QUOTE(efaceninja @ Oct 1 2013, 10:57 PM)
So that's means that align Toe & align Chamber is different charges??? ie:
align toe for 4 wheels = RM 2x
align chamber for 1 wheel = RM 3x, 2 wheel = RM 6x (provided it is already adjustable)
is it correct?? why align chamber seems much more expensive??
what did you mean not 1 time job?
in my case, my ride is hyundai i10 FL, last time kena tukar adjustable chamber nut (RM80/pc) x 2 front tyre.
"after the bolt the angle wont lari anymore" meaning if i don't hit pothole hard or something, the chamber angle usually won't lari anymore even if it is adjustable chamber nut?
i dunno what LMST means, but i10's suspension front is macpherson strut, rear is coupled torsion beam axle (read direct from brochure, me not so familiar with suspension)
actually the READING is typically rm20-40
basically just hooking up the measuring/sensors to your car. in fact, Malaysia has among the cheapest alignment charges/service compared to other countries and hence most work/tireshops tend to cheat and upmark their other services such as camber nuts.

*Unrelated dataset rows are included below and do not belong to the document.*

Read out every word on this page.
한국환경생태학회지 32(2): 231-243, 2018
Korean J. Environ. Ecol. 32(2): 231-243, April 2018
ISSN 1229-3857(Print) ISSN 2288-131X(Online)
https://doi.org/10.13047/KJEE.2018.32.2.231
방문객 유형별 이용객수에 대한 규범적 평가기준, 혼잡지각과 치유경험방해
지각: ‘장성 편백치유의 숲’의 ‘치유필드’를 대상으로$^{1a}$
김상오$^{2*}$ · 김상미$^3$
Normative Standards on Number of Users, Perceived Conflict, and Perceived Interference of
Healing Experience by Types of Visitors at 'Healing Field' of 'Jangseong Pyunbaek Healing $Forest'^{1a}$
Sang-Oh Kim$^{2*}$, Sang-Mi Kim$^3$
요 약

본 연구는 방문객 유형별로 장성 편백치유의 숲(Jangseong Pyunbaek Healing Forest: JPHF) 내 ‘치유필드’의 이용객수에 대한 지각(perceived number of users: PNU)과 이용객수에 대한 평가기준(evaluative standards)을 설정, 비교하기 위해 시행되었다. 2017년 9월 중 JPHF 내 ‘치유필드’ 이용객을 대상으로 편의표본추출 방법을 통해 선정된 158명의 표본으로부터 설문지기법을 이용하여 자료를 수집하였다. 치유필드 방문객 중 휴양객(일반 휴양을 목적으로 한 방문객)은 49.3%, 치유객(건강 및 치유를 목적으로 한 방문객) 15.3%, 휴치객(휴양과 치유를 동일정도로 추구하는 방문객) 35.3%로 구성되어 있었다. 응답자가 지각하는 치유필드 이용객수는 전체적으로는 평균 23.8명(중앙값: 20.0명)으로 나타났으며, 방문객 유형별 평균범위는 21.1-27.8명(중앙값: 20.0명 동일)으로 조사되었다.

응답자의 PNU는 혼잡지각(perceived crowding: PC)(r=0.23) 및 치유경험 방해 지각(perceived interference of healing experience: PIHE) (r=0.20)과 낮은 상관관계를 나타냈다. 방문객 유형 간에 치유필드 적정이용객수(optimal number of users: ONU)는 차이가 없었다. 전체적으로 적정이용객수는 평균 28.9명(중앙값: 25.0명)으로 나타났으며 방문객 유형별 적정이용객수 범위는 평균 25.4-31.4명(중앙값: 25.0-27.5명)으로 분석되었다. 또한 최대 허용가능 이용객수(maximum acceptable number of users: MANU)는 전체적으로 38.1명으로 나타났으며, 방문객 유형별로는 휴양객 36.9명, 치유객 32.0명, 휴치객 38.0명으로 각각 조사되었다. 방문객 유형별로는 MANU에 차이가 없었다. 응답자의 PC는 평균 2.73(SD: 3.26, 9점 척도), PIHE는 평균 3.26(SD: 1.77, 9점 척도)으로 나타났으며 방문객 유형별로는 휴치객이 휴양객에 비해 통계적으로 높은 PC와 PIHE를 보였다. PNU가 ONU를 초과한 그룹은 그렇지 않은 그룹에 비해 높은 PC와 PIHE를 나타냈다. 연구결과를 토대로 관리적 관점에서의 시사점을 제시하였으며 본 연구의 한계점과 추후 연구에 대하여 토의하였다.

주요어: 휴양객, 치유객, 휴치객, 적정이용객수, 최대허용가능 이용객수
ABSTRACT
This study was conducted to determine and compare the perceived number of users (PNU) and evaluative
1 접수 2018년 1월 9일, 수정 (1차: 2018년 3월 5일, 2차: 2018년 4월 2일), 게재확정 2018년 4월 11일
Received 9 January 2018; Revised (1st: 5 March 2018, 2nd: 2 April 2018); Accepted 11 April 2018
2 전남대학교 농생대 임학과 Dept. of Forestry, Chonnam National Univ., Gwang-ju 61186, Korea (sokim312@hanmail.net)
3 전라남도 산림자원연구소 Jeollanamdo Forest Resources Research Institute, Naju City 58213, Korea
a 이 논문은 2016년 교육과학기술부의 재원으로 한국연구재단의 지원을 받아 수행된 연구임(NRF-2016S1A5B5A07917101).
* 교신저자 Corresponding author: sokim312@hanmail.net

then AFTER READING, per adjustment (be it toe/caster/camber) can be rm5-20 per wheel, or maybe rm40 for any adjustment any wheel. really depends on the work/tireshop
some shops bought more expensive (and probably better/more accurate calibration/reading and they think it's justifiable to charge more, or maybe their hands on/experience justify their price.

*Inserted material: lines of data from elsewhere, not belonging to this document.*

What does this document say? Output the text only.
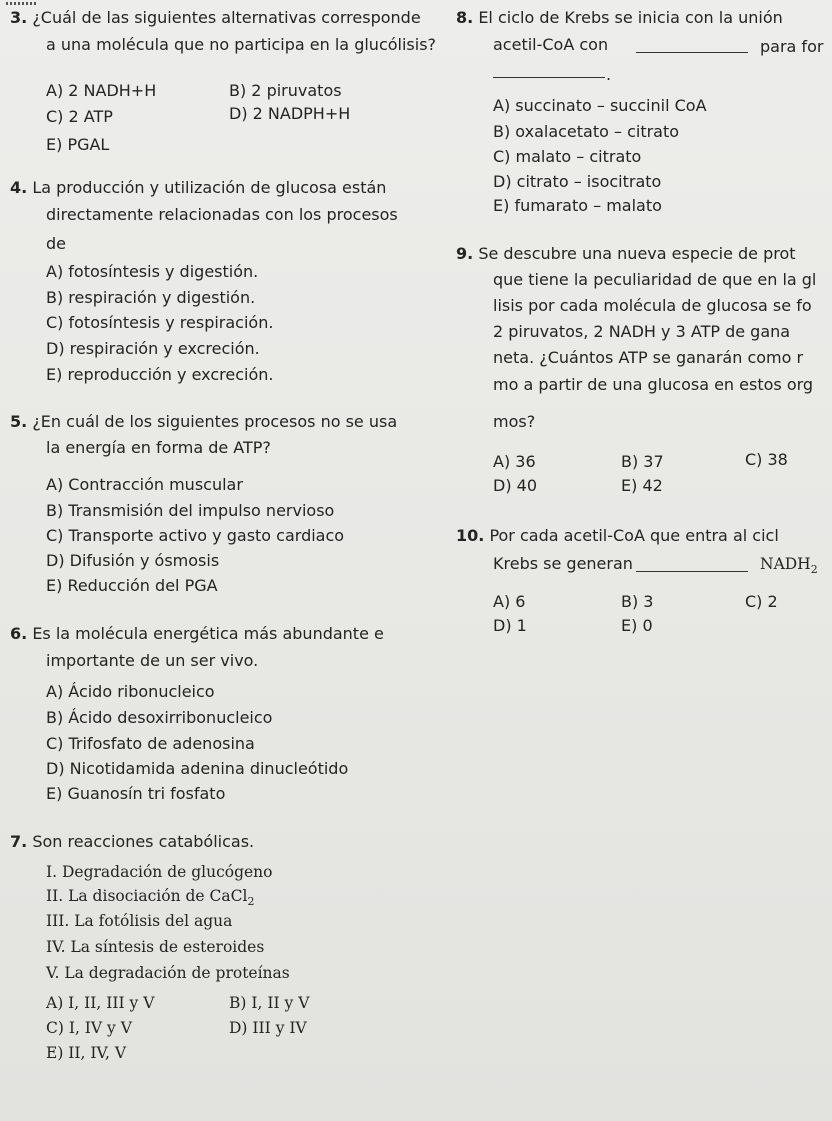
3. ¿Cuál de las siguientes alternativas corresponde
a una molécula que no participa en la glucólisis?
A) 2 NADH+H	B) 2 piruvatos
C) 2 ATP	D) 2 NADPH+H
E) PGAL
4. La producción y utilización de glucosa están
directamente relacionadas con los procesos
de
A) fotosíntesis y digestión.
B) respiración y digestión.
C) fotosíntesis y respiración.
D) respiración y excreción.
E) reproducción y excreción.
5. ¿En cuál de los siguientes procesos no se usa
la energía en forma de ATP?
A) Contracción muscular
B) Transmisión del impulso nervioso
C) Transporte activo y gasto cardiaco
D) Difusión y ósmosis
E) Reducción del PGA
6. Es la molécula energética más abundante e
importante de un ser vivo.
A) Ácido ribonucleico
B) Ácido desoxirribonucleico
C) Trifosfato de adenosina
D) Nicotidamida adenina dinucleótido
E) Guanosín tri fosfato
7. Son reacciones catabólicas.
I. Degradación de glucógeno
II. La disociación de CaCl$_2$
III. La fotólisis del agua
IV. La síntesis de esteroides
V. La degradación de proteínas
A) I, II, III y V	B) I, II y V
C) I, IV y V	D) III y IV
E) II, IV, V
8. El ciclo de Krebs se inicia con la unión
acetil-CoA con	para for
.
A) succinato – succinil CoA
B) oxalacetato – citrato
C) malato – citrato
D) citrato – isocitrato
E) fumarato – malato
9. Se descubre una nueva especie de prot
que tiene la peculiaridad de que en la gl
lisis por cada molécula de glucosa se fo
2 piruvatos, 2 NADH y 3 ATP de gana
neta. ¿Cuántos ATP se ganarán como r
mo a partir de una glucosa en estos org
mos?
A) 36	B) 37	C) 38
D) 40	E) 42
10. Por cada acetil-CoA que entra al cicl
Krebs se generan	$NADH_2$
A) 6	B) 3	C) 2
D) 1	E) 0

good Alignment technician don't just adjust from the machine alone and call it a day, a test drive is a must to get actual road driving feedback and results.
you're ESSENTIALLY buying his man hours and expertise. go find out what's the average manhour labor charges on some service center or even part time supermarket job. and then compare with how much time is spent on the wheels/test driving/mounting the tools on the wheels etc.
oh and check out these "cheap china brands":
http://www.alibaba.com/showroom/price-of-w...nt-machine.htmlfew k usd? suddenly not so cheap anymore eh?
rm20-40 per alignment, it'll take a bit of time to earn back your investment. assuming the machine does not need maintenance/repairs.
i didn't even know about it until
nestum shared it with me

camber adjustable bolts are ALWAYS much weaker than factory/OEM bolts. unless you had been in major accidents/alteration that caused the camber/alignment to run off, and/or you have specific needs (eg: track driving, cornering like a total retard), then you should NOT replace the original bolt.
if you already replaced however, do get it check once every few weeks/months or at least every tire rotation every 5-15k km depending on your tire's wear rate/observation.
LMST =
http://en.wikipedia.org/wiki/Proton_Saga#P...2.80.93_2008.29with all said and done, personally i run negative 2.5-2.7 and i STILL have my outer tire shoulder wearing faster than the inner shoulder. admittedly yes i drive like an idiot but i am merely pointing out an example of those "needs" and the alignment price/camber nut etc is all within my own means of justification.